Beyond construction, the company is active in the medical and information technology sectors, and provides small- to middle-market private-label leasing to banks as an outsourced solution. Types of equipment that are typically leased include healthcare equipment (both diagnostic and therapeutic), telecommunications equipment, computer systems and peripherals, office technology, construction equipment, machine tools and materials handling equipment. CoActiv also recently launched operations in Canada.

The new C&I unit is headed up by Tom Pagnotti, a 30-year leasing and finance veteran with experience in launching and managing construction and industrial-based programs.

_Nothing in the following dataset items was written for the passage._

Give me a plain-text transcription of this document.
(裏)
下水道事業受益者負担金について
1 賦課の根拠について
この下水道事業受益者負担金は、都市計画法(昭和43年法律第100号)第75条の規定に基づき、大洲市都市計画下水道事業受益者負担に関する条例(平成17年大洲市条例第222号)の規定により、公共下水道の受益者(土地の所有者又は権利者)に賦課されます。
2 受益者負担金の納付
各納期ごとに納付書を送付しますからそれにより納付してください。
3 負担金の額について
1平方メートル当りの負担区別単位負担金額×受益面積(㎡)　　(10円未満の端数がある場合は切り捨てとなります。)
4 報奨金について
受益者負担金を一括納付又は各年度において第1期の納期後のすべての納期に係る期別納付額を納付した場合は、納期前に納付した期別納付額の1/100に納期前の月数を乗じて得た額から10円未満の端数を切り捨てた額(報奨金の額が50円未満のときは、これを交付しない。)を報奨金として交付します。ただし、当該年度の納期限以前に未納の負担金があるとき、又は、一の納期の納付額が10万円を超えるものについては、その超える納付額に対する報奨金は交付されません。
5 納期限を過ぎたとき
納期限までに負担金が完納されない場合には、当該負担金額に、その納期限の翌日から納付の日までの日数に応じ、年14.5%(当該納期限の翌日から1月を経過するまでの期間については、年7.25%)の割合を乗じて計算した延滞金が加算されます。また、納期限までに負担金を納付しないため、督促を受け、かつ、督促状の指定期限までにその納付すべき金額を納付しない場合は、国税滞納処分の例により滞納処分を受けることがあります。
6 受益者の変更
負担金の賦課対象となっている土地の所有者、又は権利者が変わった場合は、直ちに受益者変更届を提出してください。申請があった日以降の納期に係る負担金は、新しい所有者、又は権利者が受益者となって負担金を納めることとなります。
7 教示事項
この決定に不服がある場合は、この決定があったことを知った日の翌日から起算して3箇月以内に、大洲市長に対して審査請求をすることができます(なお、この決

“We’re delighted to have Tom at the helm of our new C&I Division,” says Campbell. “Tom brings a wealth of experience in this business segment. But what’s most impressive about Tom is that he knows the importance of providing outstanding customer service that will give our partner manufacturers and their dealers and distributors a competitive edge in the marketplace.”

For both Campbell and Grosso, it’s this focus on customer service that will ultimately enable the company to triumph in an increasingly competitive marketplace.

“I think everyone in business today talks about giving great service, we take it to the next level,” says Campbell. “We’re a company of measurement…there are metrics in every department that we measure, and that focus on quality leads us to really good service and that allows us to grow. That clearly is a differentiator. We’re a breath of fresh in a market that’s a little bit troubled right now.”